There seemed to be an atmosphere of suspense for everybody who mattered, as we steamed on between strange black mountainettes, and tiger-golden sands toward Wady Halfa. Anthony was in suspense about the way his fate might arrange itself at Khartum. I was in suspense as to Biddy's decision, which nothing I was able to say could wheedle or browbeat out of her. He and I were both in suspense together, about the Mountain of the Golden Pyramid. It would be ours now, we knew that. But what would be in it? Would it be full of treasure, or full of nothing but mountain, just as a crusty baked pudding is full of pudding? The doubt was harder to bear, now that Anthony was in love with a very rich girl, and desired something from the mountain more substantial than the adventure which would once have contented him. Harder to bear for me, too, wanting Biddy and wanting to give her luxury as well as peace, such as she had never known in her life of tragedy and brave laughter.

Monny was in suspense quite equal to Anthony's about Khartum, and what could possibly happen there to give her happiness. Brigit was in suspense about the two men who had so strangely and secretly worked with their spy, Bedr, and whom she expected to meet again later. Rachel was in suspense about Bailey, although I had told her it was "going to be all right," and he had said not a word of the business to her. What she wanted, was to make sure of him, and there was the difficulty at present, since we had failed to arrange for a registry-office or a clergyman on board. Other hearts were no doubt throbbing with the same emotions, but they were of comparatively small importance to me.

Our feelings were all so different and so much more intense than they had been, that the extraordinary difference in the scenery gave us a vague sense of satisfaction. We were in another world, now that we had heard the first cataract's roar, and left it behind; a world utterly unlike any conceptions we had formed of Egypt. But we did not for a long time leave the influence of the Barrage. Black rocks ringed in a blue basin so lake-like that it was hard to realize it as the Nile. Now and then a yellow river of sand poured down to the sapphire sea, and where its bright waves were reflected, the water became liquid gold under a surface of blue glass. The sky was overcast, and through a thick silver veil, the sun shone with a mystic light as of a lamp burning in an alabaster globe; yet the flaming gold of the sand created an illusion as of sunshine. It was as if the treasure of all the lost mines of Nub had been flung out on the black rocks, and lay in a glittering carpet there.

We passed small, submerged temples, with their foreheads just above water; drowning palm groves whose plumes trailed sadly on the blue expanse, and deserted mud-villages where the high Nile looked in at open doors to say, "This is for Egypt's good!"

Then there was the little Temple of Dendur, whose patron goddess was prayed to spit if rain were needed; and so many other ruined temples that we lost count (though one was the largest in Nubia) until we came to Wadi-es-Sabuá, "the Valley of the Lions." This we remembered, not because it was imposing, or because it had a dromos of noble-faced sphinxes—the only hawk-faced ones in Egypt—or because of its prehistoric writings, on dark boulders; or because it had been used as a Christian Church: but owing to the fact that the ladies bought rag dolls from little Nubian girls, who wore their hair in a million greased braids. Here the influence of the Dam faded out of sight.
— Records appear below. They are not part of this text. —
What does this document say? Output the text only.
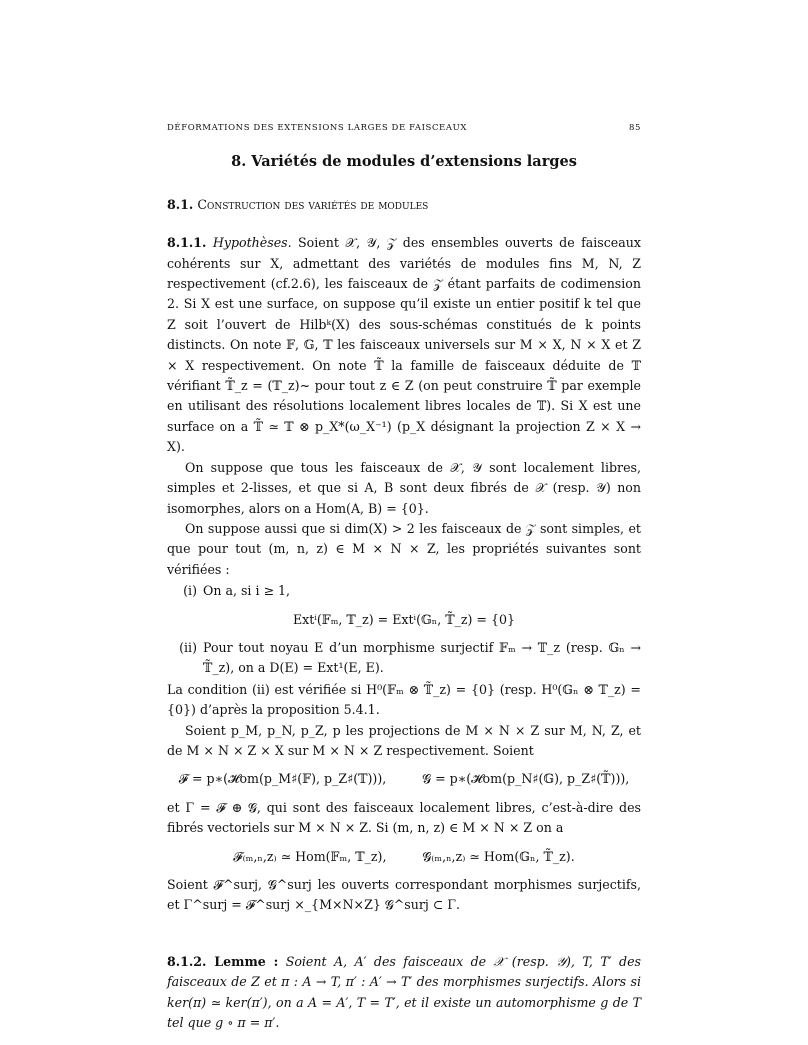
DÉFORMATIONS DES EXTENSIONS LARGES DE FAISCEAUX	85
8. Variétés de modules d’extensions larges
8.1. Construction des variétés de modules

8.1.1. Hypothèses. Soient 𝒳, 𝒴, 𝒵 des ensembles ouverts de faisceaux cohérents sur X, admettant des variétés de modules fins M, N, Z respectivement (cf.2.6), les faisceaux de 𝒵 étant parfaits de codimension 2. Si X est une surface, on suppose qu’il existe un entier positif k tel que Z soit l’ouvert de Hilbᵏ(X) des sous-schémas constitués de k points distincts. On note 𝔽, 𝔾, 𝕋 les faisceaux universels sur M × X, N × X et Z × X respectivement. On note 𝕋̃ la famille de faisceaux déduite de 𝕋 vérifiant 𝕋̃_z = (𝕋_z)~ pour tout z ∈ Z (on peut construire 𝕋̃ par exemple en utilisant des résolutions localement libres locales de 𝕋). Si X est une surface on a 𝕋̃ ≃ 𝕋 ⊗ p_X*(ω_X⁻¹) (p_X désignant la projection Z × X → X).

On suppose que tous les faisceaux de 𝒳, 𝒴 sont localement libres, simples et 2-lisses, et que si A, B sont deux fibrés de 𝒳 (resp. 𝒴) non isomorphes, alors on a Hom(A, B) = {0}.

On suppose aussi que si dim(X) > 2 les faisceaux de 𝒵 sont simples, et que pour tout (m, n, z) ∈ M × N × Z, les propriétés suivantes sont vérifiées :

(i) On a, si i ≥ 1,
Extⁱ(𝔽ₘ, 𝕋_z) = Extⁱ(𝔾ₙ, 𝕋̃_z) = {0}
(ii) Pour tout noyau E d’un morphisme surjectif 𝔽ₘ → 𝕋_z (resp. 𝔾ₙ → 𝕋̃_z), on a D(E) = Ext¹(E, E).

La condition (ii) est vérifiée si H⁰(𝔽ₘ ⊗ 𝕋̃_z) = {0} (resp. H⁰(𝔾ₙ ⊗ 𝕋_z) = {0}) d’après la proposition 5.4.1.

Soient p_M, p_N, p_Z, p les projections de M × N × Z sur M, N, Z, et de M × N × Z × X sur M × N × Z respectivement. Soient

𝓕 = p∗(𝓗om(p_M♯(𝔽), p_Z♯(𝕋))),	𝓖 = p∗(𝓗om(p_N♯(𝔾), p_Z♯(𝕋̃))),

et Γ = 𝓕 ⊕ 𝓖, qui sont des faisceaux localement libres, c’est-à-dire des fibrés vectoriels sur M × N × Z. Si (m, n, z) ∈ M × N × Z on a

𝓕₍ₘ,ₙ,z₎ ≃ Hom(𝔽ₘ, 𝕋_z),	𝓖₍ₘ,ₙ,z₎ ≃ Hom(𝔾ₙ, 𝕋̃_z).

Soient 𝓕^surj, 𝓖^surj les ouverts correspondant morphismes surjectifs, et Γ^surj = 𝓕^surj ×_{M×N×Z} 𝓖^surj ⊂ Γ.

8.1.2. Lemme : Soient A, A′ des faisceaux de 𝒳 (resp. 𝒴), T, T′ des faisceaux de Z et π : A → T, π′ : A′ → T′ des morphismes surjectifs. Alors si ker(π) ≃ ker(π′), on a A = A′, T = T′, et il existe un automorphisme g de T tel que g ∘ π = π′.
Forlorn trees and houses no longer crawled half out of water. Mountains crowded down to the shore, wild and dark and stately as Nubian warriors of ancient days. Then came Korosko, point of departure for the old caravan route, where kings of forgotten Egyptian dynasties sent for acacia wood, and Englishmen in the Campaign of the Cataracts fought and died; deserted now, with houses dead and decayed, their windows staring like the eye-sockets of skulls; and the black, tortured mountain-shapes behind, lurking in the background as hyenas lurk to prey. More temples, and many sakkeyehs (no shadoofs here, on the Upper Nile) but few boats. The spacious times were past, when loads of pink granite, honey-coloured sandstone, fragrant woods, and spices from the Land of Punt, went floating down the stream!

There were tombs as well as temples which we might have seen, savage gorges and mild green hills. There was the great grim fort of Kasr Ibrim; and at last—there was Abu Simbel.

Somehow I knew that things were bound to happen at Abu Simbel. I didn't know what they would be, but they hovered invisible at my berth-side in the night, and whispered to warn me that I might expect them.

A few people rose stealthily before dawn to prepare for Abu Simbel, because it had been hammered into their intellects by me that this Rock-Temple was the Great Thing of the Upper Nile. Also that every he, she, or it, who did not behold the place at sunrise would be as mean a worm as one who had not read the "Arabian Nights."